Sur mon fil Facebook, au coin de la rue, dans les dîners de famille, dans le bus et à la garderie, elles sont toutes enceintes. Toutes.
Sauf moi.
Certes, pour bien des raisons, y’a longtemps que je sais que ma famille est terminée. Sans équivoque. Zéro regret.
Mais j’ai quand même la triste impression de manquer le manège. De ne pas faire la file, de ne pas avoir acheté de ticket. D’être là, au milieu d’une grande foule, immobile, alors que tout le monde se garroche vers la prochaine salle des naissances.
D’arrêter à trois, c’est mon choix. Notre choix.
Ça ne m’empêche pas de les envier.
De vous envier.
Vous qui avancez vers des nuits incomplètes et des introductions de purées. Vers un premier cri, un premier sourire.
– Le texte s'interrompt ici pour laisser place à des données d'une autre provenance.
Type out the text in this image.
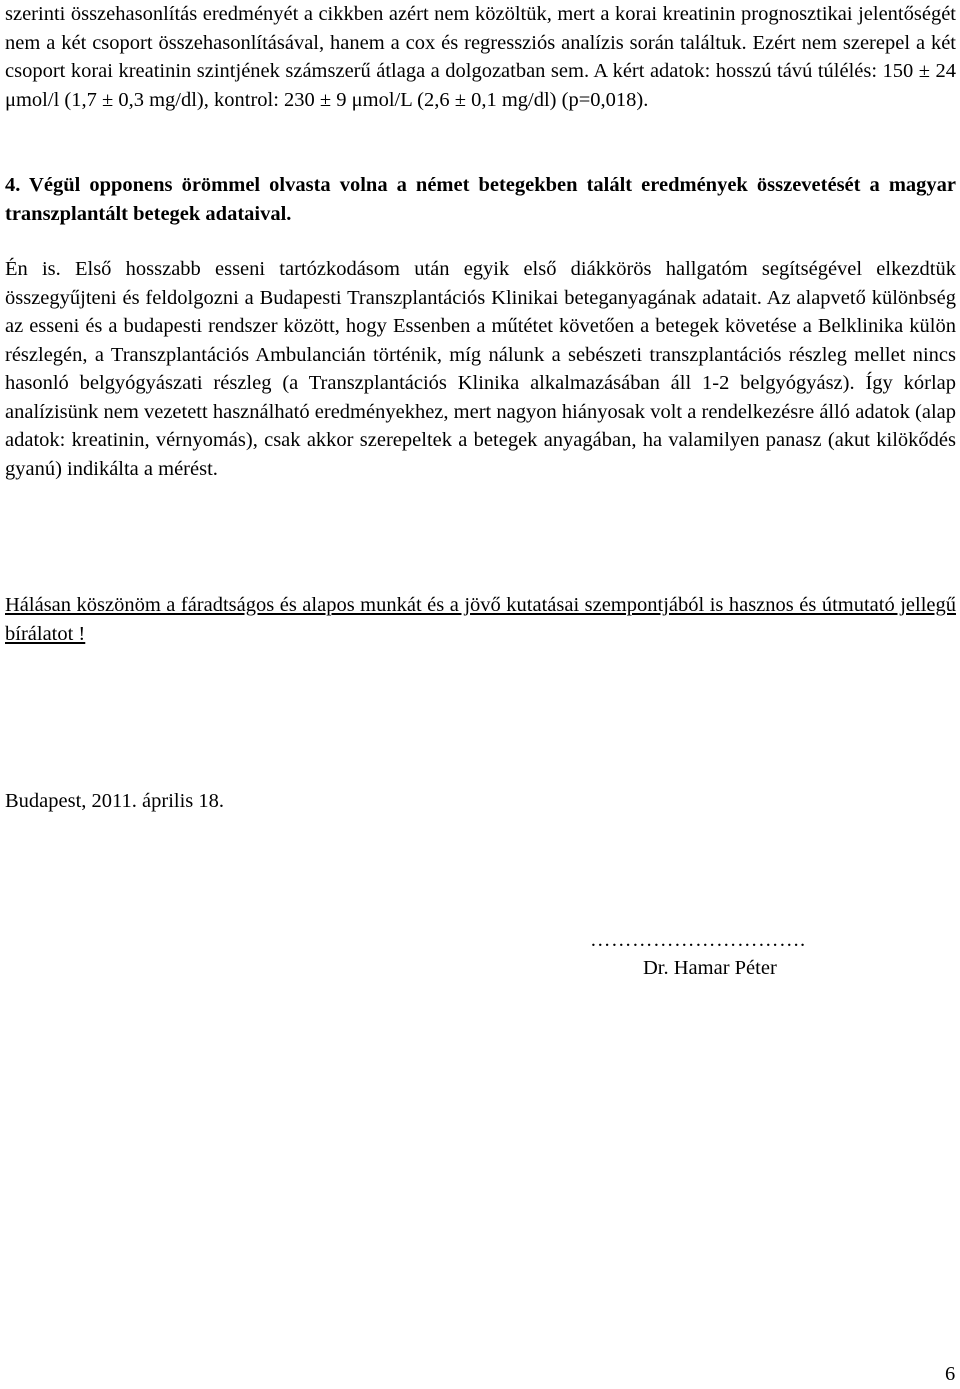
szerinti összehasonlítás eredményét a cikkben azért nem közöltük, mert a korai kreatinin prognosztikai jelentőségét nem a két csoport összehasonlításával, hanem a cox és regressziós analízis során találtuk. Ezért nem szerepel a két csoport korai kreatinin szintjének számszerű átlaga a dolgozatban sem. A kért adatok: hosszú távú túlélés: 150 ± 24 μmol/l (1,7 ± 0,3 mg/dl), kontrol: 230 ± 9 μmol/L (2,6 ± 0,1 mg/dl) (p=0,018).

4. Végül opponens örömmel olvasta volna a német betegekben talált eredmények összevetését a magyar transzplantált betegek adataival.

Én is. Első hosszabb esseni tartózkodásom után egyik első diákkörös hallgatóm segítségével elkezdtük összegyűjteni és feldolgozni a Budapesti Transzplantációs Klinikai beteganyagának adatait. Az alapvető különbség az esseni és a budapesti rendszer között, hogy Essenben a műtétet követően a betegek követése a Belklinika külön részlegén, a Transzplantációs Ambulancián történik, míg nálunk a sebészeti transzplantációs részleg mellet nincs hasonló belgyógyászati részleg (a Transzplantációs Klinika alkalmazásában áll 1-2 belgyógyász). Így kórlap analízisünk nem vezetett használható eredményekhez, mert nagyon hiányosak volt a rendelkezésre álló adatok (alap adatok: kreatinin, vérnyomás), csak akkor szerepeltek a betegek anyagában, ha valamilyen panasz (akut kilökődés gyanú) indikálta a mérést.

Hálásan köszönöm a fáradtságos és alapos munkát és a jövő kutatásai szempontjából is hasznos és útmutató jellegű bírálatot !

Budapest, 2011. április 18.
………………………….
Dr. Hamar Péter
6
Vers une découverte, une rencontre.
Vers des bras qui s’allongent pour toujours réconforter plus de larmes et retrouver plus de peluches égarées.
Quoi que je fasse, mes bras ne s’allongeront jamais.
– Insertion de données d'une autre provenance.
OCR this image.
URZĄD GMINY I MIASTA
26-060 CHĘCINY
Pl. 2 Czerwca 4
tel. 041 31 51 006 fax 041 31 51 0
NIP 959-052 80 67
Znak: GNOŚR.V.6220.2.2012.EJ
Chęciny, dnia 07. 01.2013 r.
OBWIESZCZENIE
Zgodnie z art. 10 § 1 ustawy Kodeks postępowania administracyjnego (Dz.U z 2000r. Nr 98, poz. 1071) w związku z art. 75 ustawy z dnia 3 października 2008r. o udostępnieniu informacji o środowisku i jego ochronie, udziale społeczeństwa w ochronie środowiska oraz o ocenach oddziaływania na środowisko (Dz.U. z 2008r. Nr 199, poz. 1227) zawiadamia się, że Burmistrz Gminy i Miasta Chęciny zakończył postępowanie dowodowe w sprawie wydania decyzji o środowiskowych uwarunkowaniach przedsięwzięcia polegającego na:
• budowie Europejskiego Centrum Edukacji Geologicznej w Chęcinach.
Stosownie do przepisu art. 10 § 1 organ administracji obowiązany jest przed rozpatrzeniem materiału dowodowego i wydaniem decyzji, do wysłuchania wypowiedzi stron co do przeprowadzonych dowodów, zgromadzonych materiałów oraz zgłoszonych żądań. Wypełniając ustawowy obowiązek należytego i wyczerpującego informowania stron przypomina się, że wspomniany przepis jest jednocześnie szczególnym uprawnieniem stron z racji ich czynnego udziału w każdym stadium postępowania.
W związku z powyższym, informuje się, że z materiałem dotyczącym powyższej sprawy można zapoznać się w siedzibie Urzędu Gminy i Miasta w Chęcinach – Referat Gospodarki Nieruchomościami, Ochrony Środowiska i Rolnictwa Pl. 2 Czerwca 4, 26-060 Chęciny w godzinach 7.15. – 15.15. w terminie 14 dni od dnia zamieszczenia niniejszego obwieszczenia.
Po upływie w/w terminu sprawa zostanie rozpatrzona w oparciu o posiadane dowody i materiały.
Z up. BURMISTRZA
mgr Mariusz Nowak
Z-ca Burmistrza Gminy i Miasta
Si je vois votre bedaine, je vais sûrement esquisser un sourire. Si vous m’annoncez votre grossesse, je vais sûrement vous souhaiter tout le bonheur du monde. Ça sera authentique et senti. Promis.
Mais je vais aussi, pendant l’instant d’un moment, regarder mon p’tit deuil et flatter son velours couleur d’abysse. J’vais me marmonner des « si » qui s’étendent sur les 30 dernières années.
Et si j’avais fait ceci.
Et si je n’avais pas fait cela.
Et s’ils se trompaient.
Et si on avait arrêté trop tôt.
Et si, et si.
Et si.
C’est peut-être parce que je sais que c’est terminé que je remarque tous ces jeans de maternité. Comme lorsque je n’arrivais pas à concevoir et que j’avais l’impression que toutes y arrivaient sauf moi, que toutes graduaient de trimestre en trimestre.
Je ne voyais que ça.
Ça aiguise mes sens. Au moment où je les vois, ces gens qui s’apprêtent à devenir nouveaux parents, je goûte un moment à leur joie. Ça me rend heureuse et mélancolique, un peu, à la fois.
Je repense à ma grossesse. Les mauvais souvenirs se font discrets, ils tendent à s’effacer et disparaître pour laisser place à cette version brillante et révisée de ce qui s’est vraiment passé.
Cette version, qui sera sûrement celle que je lui radoterai à elle, Madame ma Fille, quand elle sera trentenaire et propriétaire.
Propriétaire d’un chien, d’un nid, d’une vie. Bien à elle.
Peut-être même propriétaire d’une bedaine. Ronde et féconde. Sa bedaine, la sienne.
J’y pense et je l’écris, avec une larme, juste là, au coin de l’œil, qui hésite à couler. Une grosse goutte d’eau salée qui aurait pu être versée sur la tête d’un hypothétique nouveau-né.
Qui coule pas, que je garde, finalement. Avec toutes les autres, kek’part au fond d’mon ventre vide où y’a de la place pour ranger un chagrin. Ou deux, mais pas plus. Mon cœur prend déjà pas mal de place depuis que ma seule et unique s’y est installée.